The U: Mormon rumspringa

By and

I lost my testimony. I just can’t remember where in the world I put it.

It’s not that I’ve had a crisis of faith. It’s not that I can’t reconcile certain points of doctrine with my personal beliefs.

I just don’t like going to church. In the last five years, my attendance has dropped from nearly 100 percent to its current state, hovering at a comfy 33. And I have no real reason why.

Sure, I’m not technically inactive. I can usually be counted on to attend Sacrament Meeting every week?or so. And if I were given a job (heaven forbid), I’d probably do it. Delivering pies, setting up chairs-whatever, I’m a good sport.

Of course, to get a job, my bishop would probably have to know who I am. Switching your records from ward to ward-it’s almost an art form.

I don’t feel guilty about my current inactivity. Just as Amish teenagers have rumspringa-the time in which they can snort lines of coke off toilet seats without repercussions-so do Mormon youth have the U.
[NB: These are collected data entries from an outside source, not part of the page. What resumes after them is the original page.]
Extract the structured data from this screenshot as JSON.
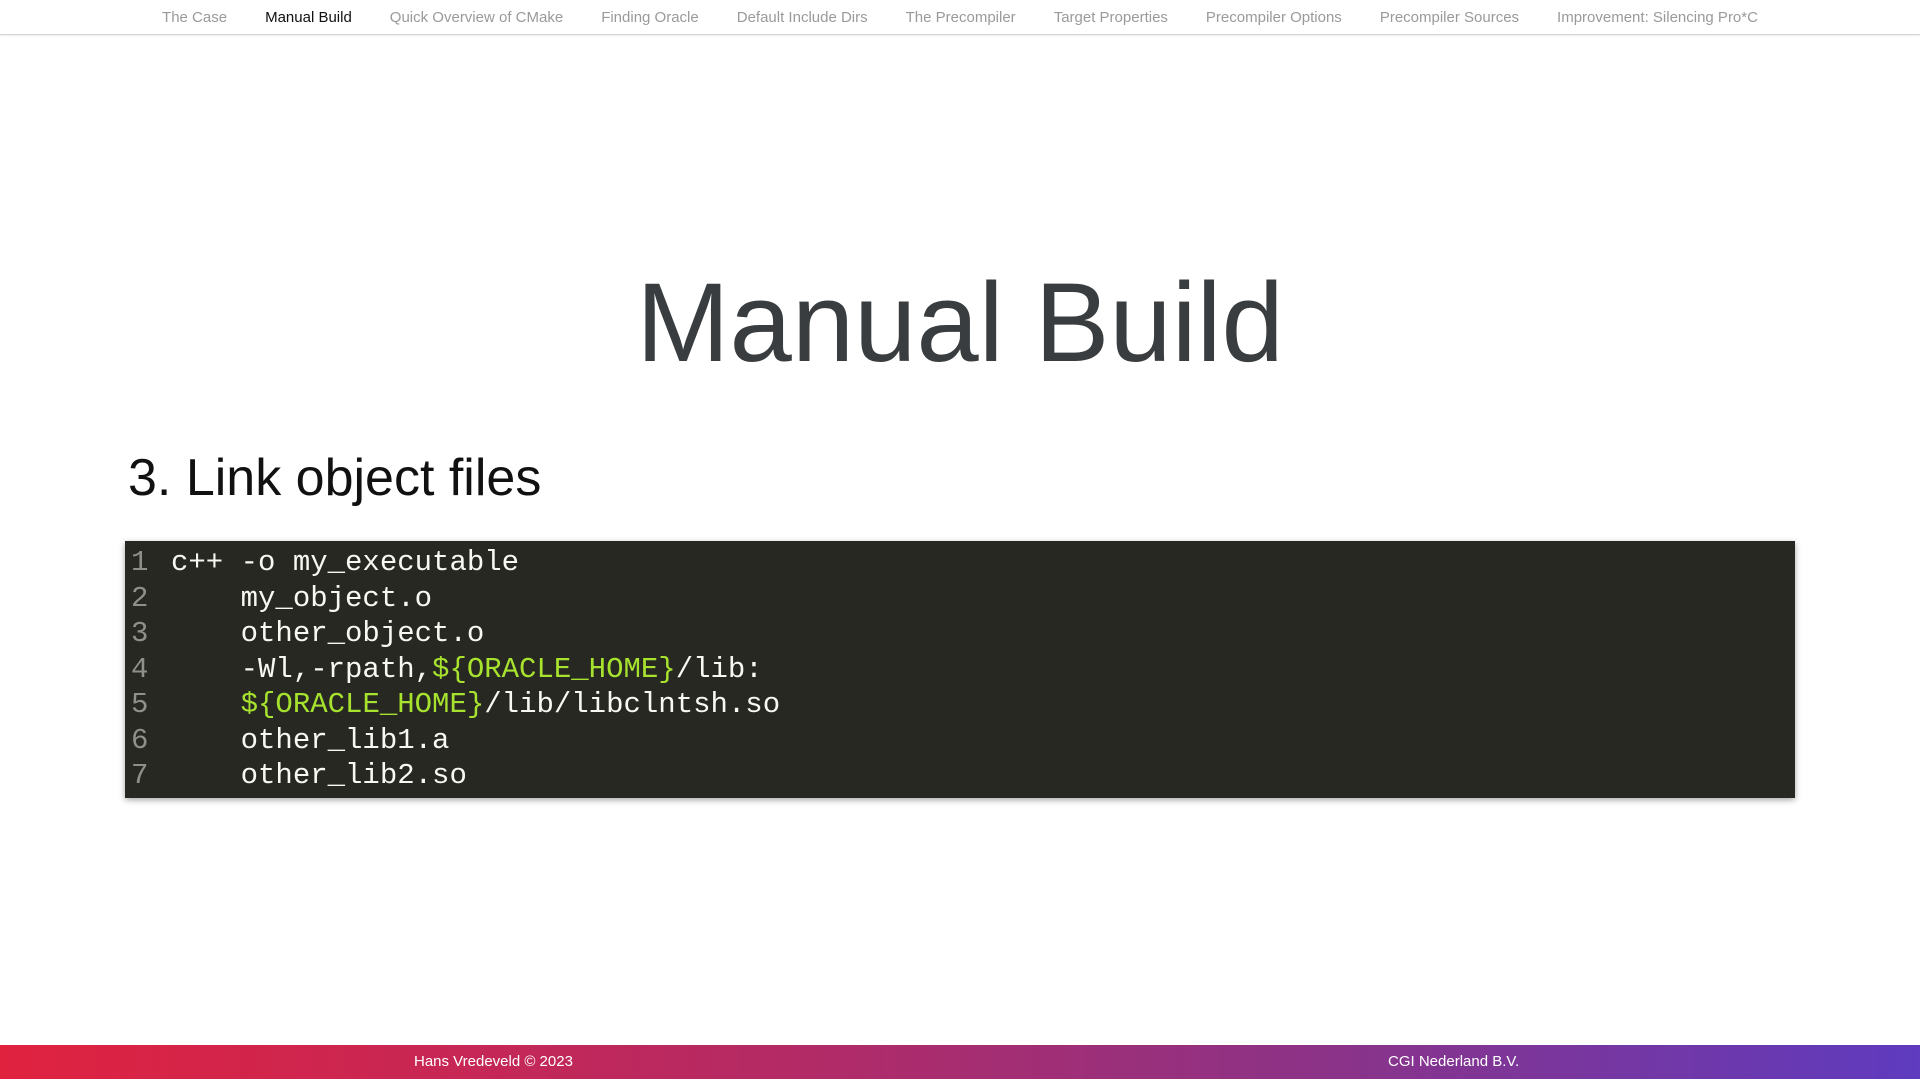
{
  "nav": {
    "items": [
      {
        "label": "The Case",
        "active": false
      },
      {
        "label": "Manual Build",
        "active": true
      },
      {
        "label": "Quick Overview of CMake",
        "active": false
      },
      {
        "label": "Finding Oracle",
        "active": false
      },
      {
        "label": "Default Include Dirs",
        "active": false
      },
      {
        "label": "The Precompiler",
        "active": false
      },
      {
        "label": "Target Properties",
        "active": false
      },
      {
        "label": "Precompiler Options",
        "active": false
      },
      {
        "label": "Precompiler Sources",
        "active": false
      },
      {
        "label": "Improvement: Silencing Pro*C",
        "active": false
      }
    ]
  },
  "slide": {
    "title": "Manual Build",
    "step_heading": "3. Link object files"
  },
  "code": {
    "lines": [
      {
        "number": "1",
        "segments": [
          {
            "text": "c++ -o my_executable",
            "type": "plain"
          }
        ]
      },
      {
        "number": "2",
        "segments": [
          {
            "text": "    my_object.o",
            "type": "plain"
          }
        ]
      },
      {
        "number": "3",
        "segments": [
          {
            "text": "    other_object.o",
            "type": "plain"
          }
        ]
      },
      {
        "number": "4",
        "segments": [
          {
            "text": "    -Wl,-rpath,",
            "type": "plain"
          },
          {
            "text": "${ORACLE_HOME}",
            "type": "var"
          },
          {
            "text": "/lib:",
            "type": "plain"
          }
        ]
      },
      {
        "number": "5",
        "segments": [
          {
            "text": "    ",
            "type": "plain"
          },
          {
            "text": "${ORACLE_HOME}",
            "type": "var"
          },
          {
            "text": "/lib/libclntsh.so",
            "type": "plain"
          }
        ]
      },
      {
        "number": "6",
        "segments": [
          {
            "text": "    other_lib1.a",
            "type": "plain"
          }
        ]
      },
      {
        "number": "7",
        "segments": [
          {
            "text": "    other_lib2.so",
            "type": "plain"
          }
        ]
      }
    ]
  },
  "footer": {
    "author": "Hans Vredeveld © 2023",
    "company": "CGI Nederland B.V."
  },
  "colors": {
    "code_background": "#272822",
    "code_variable": "#a6e22e",
    "nav_active": "#111111",
    "nav_inactive": "#9a9a9a",
    "footer_gradient_start": "#e0223f",
    "footer_gradient_end": "#5e3bbf"
  }
}
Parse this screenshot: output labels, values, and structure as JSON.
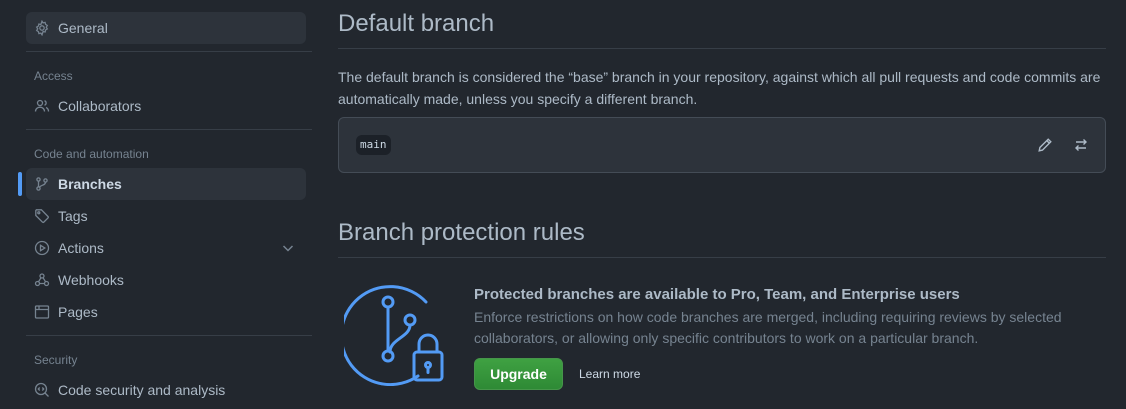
{
  "sidebar": {
    "general": {
      "label": "General",
      "icon": "gear-icon"
    },
    "access_heading": "Access",
    "collaborators": {
      "label": "Collaborators",
      "icon": "people-icon"
    },
    "code_heading": "Code and automation",
    "branches": {
      "label": "Branches",
      "icon": "git-branch-icon"
    },
    "tags": {
      "label": "Tags",
      "icon": "tag-icon"
    },
    "actions": {
      "label": "Actions",
      "icon": "play-icon"
    },
    "webhooks": {
      "label": "Webhooks",
      "icon": "webhook-icon"
    },
    "pages": {
      "label": "Pages",
      "icon": "browser-icon"
    },
    "security_heading": "Security",
    "code_security": {
      "label": "Code security and analysis",
      "icon": "codescan-icon"
    }
  },
  "default_branch": {
    "title": "Default branch",
    "description": "The default branch is considered the “base” branch in your repository, against which all pull requests and code commits are automatically made, unless you specify a different branch.",
    "branch_name": "main",
    "edit_icon": "pencil-icon",
    "switch_icon": "arrow-switch-icon"
  },
  "protection": {
    "title": "Branch protection rules",
    "promo_title": "Protected branches are available to Pro, Team, and Enterprise users",
    "promo_text": "Enforce restrictions on how code branches are merged, including requiring reviews by selected collaborators, or allowing only specific contributors to work on a particular branch.",
    "upgrade_label": "Upgrade",
    "learn_more_label": "Learn more"
  },
  "colors": {
    "background": "#22272e",
    "accent": "#539bf5",
    "upgrade_button": "#347d39"
  }
}
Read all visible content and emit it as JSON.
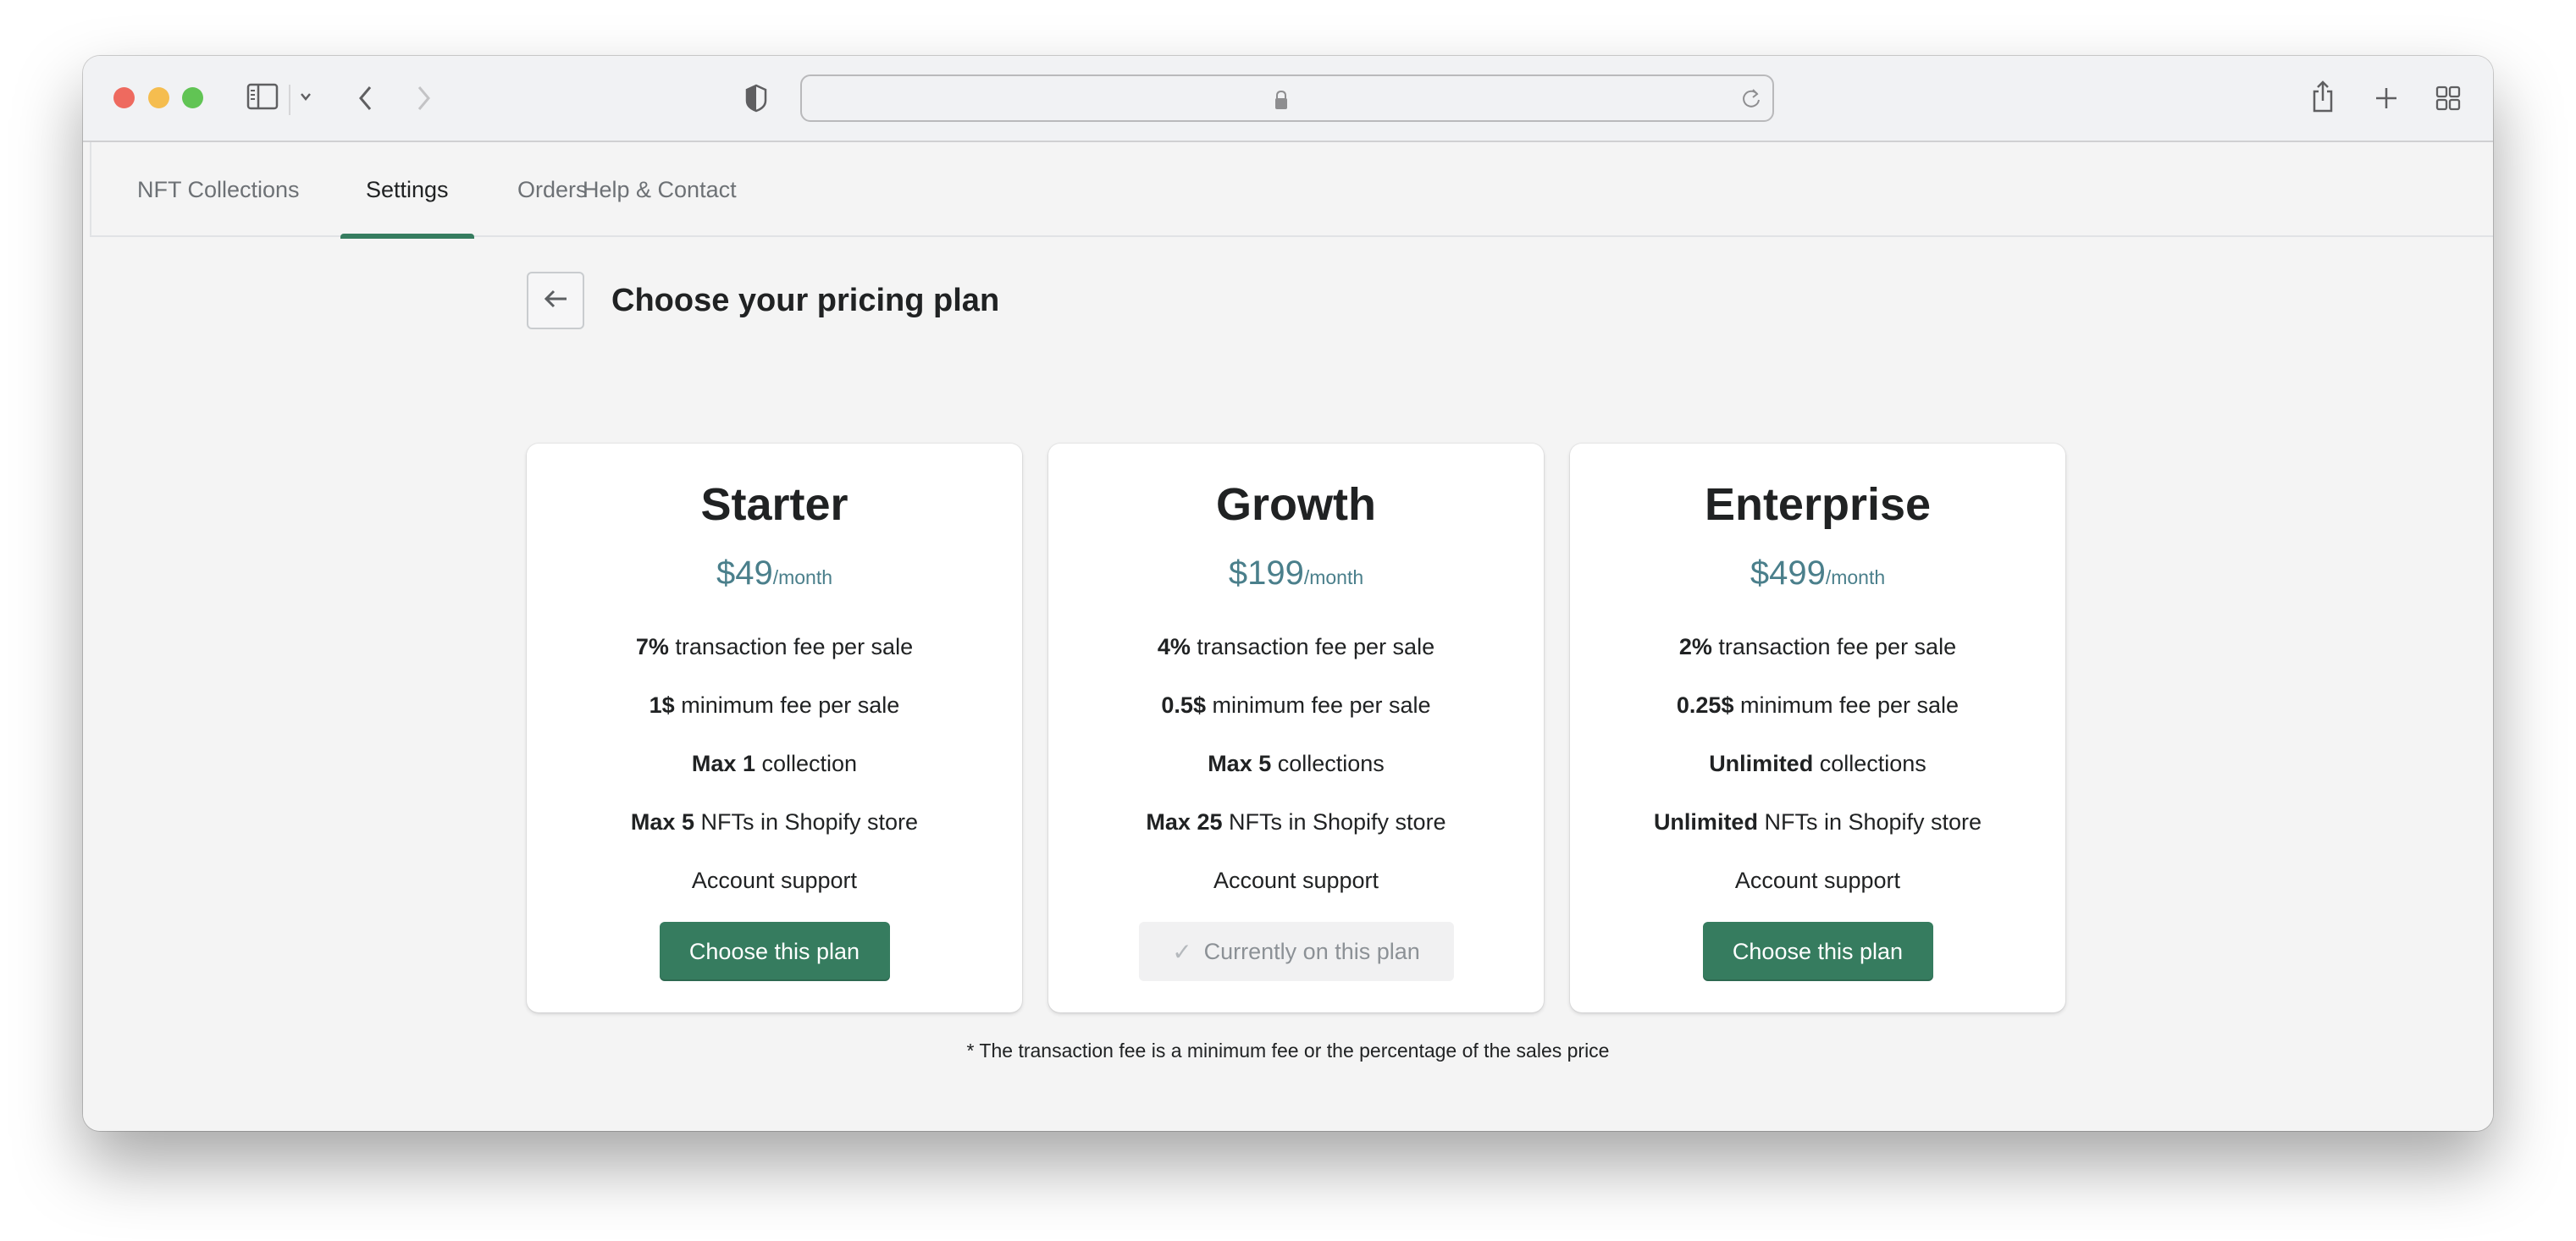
{
  "browser": {
    "url": "",
    "icons": {
      "sidebar": "sidebar-icon",
      "back": "chevron-left-icon",
      "forward": "chevron-right-icon",
      "privacy": "shield-icon",
      "lock": "lock-icon",
      "reload": "reload-icon",
      "share": "share-icon",
      "new_tab": "plus-icon",
      "tab_overview": "grid-icon"
    }
  },
  "nav": {
    "tabs": [
      {
        "label": "NFT Collections",
        "active": false
      },
      {
        "label": "Settings",
        "active": true
      },
      {
        "label": "Orders",
        "active": false
      },
      {
        "label": "Help & Contact",
        "active": false
      }
    ],
    "accent_color": "#367c5f"
  },
  "page": {
    "title": "Choose your pricing plan",
    "back_icon": "arrow-left-icon"
  },
  "plans": [
    {
      "name": "Starter",
      "price": "$49",
      "period": "/month",
      "features": [
        {
          "bold": "7%",
          "text": " transaction fee per sale"
        },
        {
          "bold": "1$",
          "text": " minimum fee per sale"
        },
        {
          "bold": "Max 1",
          "text": " collection"
        },
        {
          "bold": "Max 5",
          "text": " NFTs in Shopify store"
        },
        {
          "bold": "",
          "text": "Account support"
        }
      ],
      "button": {
        "label": "Choose this plan",
        "current": false
      }
    },
    {
      "name": "Growth",
      "price": "$199",
      "period": "/month",
      "features": [
        {
          "bold": "4%",
          "text": " transaction fee per sale"
        },
        {
          "bold": "0.5$",
          "text": " minimum fee per sale"
        },
        {
          "bold": "Max 5",
          "text": " collections"
        },
        {
          "bold": "Max 25",
          "text": " NFTs in Shopify store"
        },
        {
          "bold": "",
          "text": "Account support"
        }
      ],
      "button": {
        "label": "Currently on this plan",
        "current": true,
        "icon": "checkmark-icon"
      }
    },
    {
      "name": "Enterprise",
      "price": "$499",
      "period": "/month",
      "features": [
        {
          "bold": "2%",
          "text": " transaction fee per sale"
        },
        {
          "bold": "0.25$",
          "text": " minimum fee per sale"
        },
        {
          "bold": "Unlimited",
          "text": " collections"
        },
        {
          "bold": "Unlimited",
          "text": " NFTs in Shopify store"
        },
        {
          "bold": "",
          "text": "Account support"
        }
      ],
      "button": {
        "label": "Choose this plan",
        "current": false
      }
    }
  ],
  "footnote": "* The transaction fee is a minimum fee or the percentage of the sales price",
  "colors": {
    "primary_button": "#367c5f",
    "price_text": "#4a7f8b",
    "current_button_bg": "#f1f1f2"
  }
}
This is the place to explore what I like to call “Lies Your Bishop Told You”:

1. Drinking isn’t fun.

Oh, my friends, but it is. I’ve never done it, but I’m not going to delude myself into thinking that I wouldn’t be having a better time in general if I did.

If you don’t drink, good for you-but don’t tell yourself that it’s because you can have just as much fun without it.

You can’t. Resign yourself to leading a more boring life than the Catholics down the street.

2. Relief Society IS fun.

Oh, gimme a break. Crying about how you aren’t married? Learning how to can peas? Do I even have to say anything more?

3. Church is more interesting once you get to college.

I really believed this one for a while. Then I realized that even though we’re all older and presumably wiser, Sunday school lessons will still resemble the same old, same old we had memorized back when we were 12. Meh.

There are more, and I’d keep listing them-but I’m sure you can think of them yourself. Heck, feel free to send a few of them in to The Chronicle-we need the letters.

The real problem is?these reasons and others like them aren’t quite enough to stop me from going for good.

When it comes to my religion, there are things I disagree with, and there are things I don’t like. There are even things that I just pretend never happened. (*Cough! Polygamy! Cough!*)

But unfortunately, I really do believe it. And that sort of makes it impossible for me to have my records removed just because I don’t want to get married in an ugly wedding dress.

(The Biggest Lie That Your Young Women President Told You: Strapless wedding dresses aren’t flattering.)

But people who honestly leave any religion for reasons as pathetic as, “Jeez, this whole kneeling down five times a day is really getting to my back,” or “I am SO over circumcision,” or “Don’t you think that speaking in tongues is a little?um?creepy?” probably didn’t have very good reasons for joining-or staying-in the first place.

Here’s a rule of thumb I like to live by: If you joined for the Jell-O, then you can quit because they stop using Wonderbread during Sacrament. But if you didn’t join for the Jell-O?well, you might be out of luck when it comes to apostatizing in good conscience.

There are things that are wrong with any church or religion. Lots of things. But just as you shouldn’t join something for the wrong reasons, neither should you let go of something for the wrong reasons.

Sigh. I am officially going to die 10 percent poorer than I ought to.